Isn't chaud sometimes translated as warm? If not, what is the word for warm? I was marked wrong for translating this as "I like the warm weather."
I'm surprised "I like warm weather" isnt accepted here. In regards to weather, does chaud always mean hot?
I thought "aimer" means to love, not like. I know "adorer" means to adore or love, also, but I think when you translate it to "I love hot weather", it should be ok and not marked incorrect.
Could we get some first-language French advice here? Seems this is an idiomatic problem not grammar. Since in some cases chaud(e) = warm as well as a hot (how many times would we otherwise be saying the "boy owns a hot scarf", which is silly), and aimer can = love, then in grammar terms "I love the warm weather" ought to be OK. Since it clearly isn't, it would be helpful if someone would tell us why!
Aimer = love
when talking about humans, I think. Not sure about the exact rules.
"I like warm weather" (my answer) should be accepted. Larousse defines chaud as WARM or HOT!
Has anyone reported it (e.g., select "My answer should be accepted")? A report is necessary to make sure a moderator is informed (at which point they usually check the discussion too).

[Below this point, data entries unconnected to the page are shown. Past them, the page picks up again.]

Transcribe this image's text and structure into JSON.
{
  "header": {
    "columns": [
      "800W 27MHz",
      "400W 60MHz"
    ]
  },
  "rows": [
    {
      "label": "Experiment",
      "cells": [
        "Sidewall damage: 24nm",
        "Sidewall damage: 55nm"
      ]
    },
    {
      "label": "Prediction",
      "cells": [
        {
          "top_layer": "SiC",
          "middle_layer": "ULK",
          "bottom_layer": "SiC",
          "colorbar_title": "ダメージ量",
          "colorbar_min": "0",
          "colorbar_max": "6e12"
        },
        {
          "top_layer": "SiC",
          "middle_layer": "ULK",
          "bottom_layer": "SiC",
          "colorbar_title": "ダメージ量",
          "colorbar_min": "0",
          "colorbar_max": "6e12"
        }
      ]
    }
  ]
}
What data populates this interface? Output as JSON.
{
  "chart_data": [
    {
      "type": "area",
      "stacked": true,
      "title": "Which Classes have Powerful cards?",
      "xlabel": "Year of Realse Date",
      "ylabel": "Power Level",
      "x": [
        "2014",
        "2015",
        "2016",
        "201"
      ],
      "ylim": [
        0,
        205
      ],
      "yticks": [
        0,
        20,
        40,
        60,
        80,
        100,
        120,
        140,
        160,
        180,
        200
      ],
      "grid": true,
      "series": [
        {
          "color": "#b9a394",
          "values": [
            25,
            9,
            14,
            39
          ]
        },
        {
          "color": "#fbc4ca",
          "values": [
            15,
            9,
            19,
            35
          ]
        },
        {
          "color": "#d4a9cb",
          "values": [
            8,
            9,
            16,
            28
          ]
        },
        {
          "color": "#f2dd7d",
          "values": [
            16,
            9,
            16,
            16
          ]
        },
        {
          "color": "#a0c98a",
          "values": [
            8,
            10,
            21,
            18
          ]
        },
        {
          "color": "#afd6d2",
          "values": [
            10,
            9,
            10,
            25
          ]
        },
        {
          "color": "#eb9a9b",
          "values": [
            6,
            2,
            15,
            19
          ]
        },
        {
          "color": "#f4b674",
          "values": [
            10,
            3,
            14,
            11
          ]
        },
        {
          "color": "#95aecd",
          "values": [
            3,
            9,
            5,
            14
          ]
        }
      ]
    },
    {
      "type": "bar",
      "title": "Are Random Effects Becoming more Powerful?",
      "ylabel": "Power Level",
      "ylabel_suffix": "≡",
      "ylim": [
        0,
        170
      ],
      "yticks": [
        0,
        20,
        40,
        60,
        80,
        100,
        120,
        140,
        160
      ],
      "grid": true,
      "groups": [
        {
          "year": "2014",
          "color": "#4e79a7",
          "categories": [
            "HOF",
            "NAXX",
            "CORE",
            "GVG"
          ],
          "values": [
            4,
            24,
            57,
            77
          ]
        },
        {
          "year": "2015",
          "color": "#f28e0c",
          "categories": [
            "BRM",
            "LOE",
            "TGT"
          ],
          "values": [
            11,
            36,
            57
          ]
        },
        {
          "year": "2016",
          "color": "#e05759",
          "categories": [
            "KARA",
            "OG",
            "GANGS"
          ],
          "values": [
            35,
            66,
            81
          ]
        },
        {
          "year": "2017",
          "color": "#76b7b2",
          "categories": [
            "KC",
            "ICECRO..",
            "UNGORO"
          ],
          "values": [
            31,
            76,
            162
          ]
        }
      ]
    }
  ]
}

[Non-native speaker, so take with a grain of salt:] 1) "Warm" and "hot" should both be okay. 2) "Like" is okay, but "love" is not. "Aimer" is love when talking about people (and is stronger than "adorer"). For things, "aimer" is only "like" and is lest strong than "adorer"--which is usually translated as "love"). For both people and things, "aimer bien" is "like." 3) Not sure about whether the "the" needs to be include in English. In English, not including "the" would mean liking hot weather in general and including it would mean some particular hot weather.
"I like warm weather" is now saying "You used the wrong word" and then suggesting "I like the hot weather" with "the" underlined, but ... ah, never mind.